检测核心代码:src/align/detect_face.py/detect_face函数

def detect_face(img, minsize, pnet, rnet, onet, threshold, factor):
    """Detects faces in an image, and returns bounding boxes and points for them.
    img: input image
    minsize: minimum faces' size   20
    pnet, rnet, onet: caffemodel
    threshold: threshold=[th1, th2, th3], th1-3 are three steps's threshold  [ 0.6, 0.7, 0.7 ]

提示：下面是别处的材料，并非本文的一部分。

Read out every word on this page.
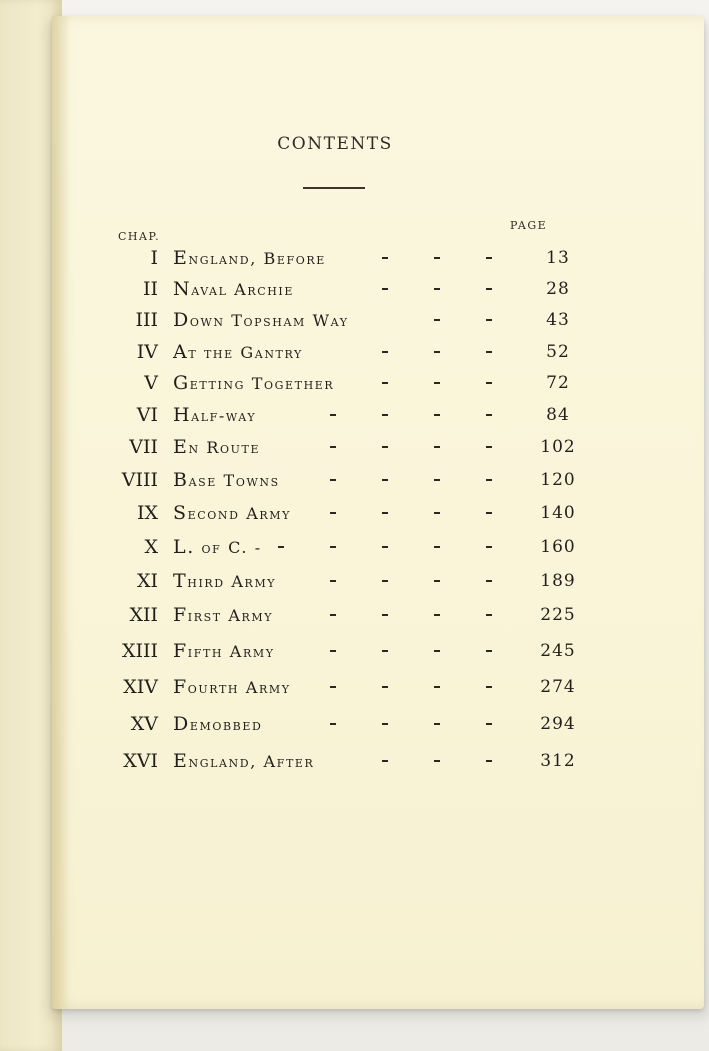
CONTENTS
CHAP.
PAGE
I England, Before	13
II Naval Archie	28
III Down Topsham Way	43
IV At the Gantry	52
V Getting Together	72
VI Half-way	84
VII En Route	102
VIII Base Towns	120
IX Second Army	140
X L. of C. -	160
XI Third Army	189
XII First Army	225
XIII Fifth Army	245
XIV Fourth Army	274
XV Demobbed	294
XVI England, After	312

    factor: the factor used to create a scaling pyramid of face(图像金字塔) sizes to detect in the image. 0.709
    """
    #print('img shape before detect:',img.shape)
    factor_count=0
    total_boxes=np.empty((0,9))
    points=np.empty(0)
    h=img.shape[0]
    w=img.shape[1]
    minl=np.amin([h, w])
    m=12.0/minsize
    minl=minl*m
    # create scale pyramid
    scales=[]
    while minl>=12:         #满足这个条件,即min(h,w)>=minsize
        scales += [m*np.power(factor, factor_count)]
        minl = minl*factor
        factor_count += 1
    
    #print('scales:',scales)  #若min(h,w)==250,则有8个scale,乘过(12/minsize)*250*factor^8<12可理解为250*factor^N<minsize,求N即可    
   # first stage    
    for scale in scales:
     #print('******scale:',scale)
        hs=int(np.ceil(h*scale))
        ws=int(np.ceil(w*scale))
        im_data = imresample(img, (hs, ws))
        im_data = (im_data-127.5)*0.0078125
        
        #print('im_data:',im_data.shape)
        img_x = np.expand_dims(im_data, 0)
        img_y = np.transpose(img_x, (0,2,1,3))
        #print('img_y (to the pnet):',img_y.shape)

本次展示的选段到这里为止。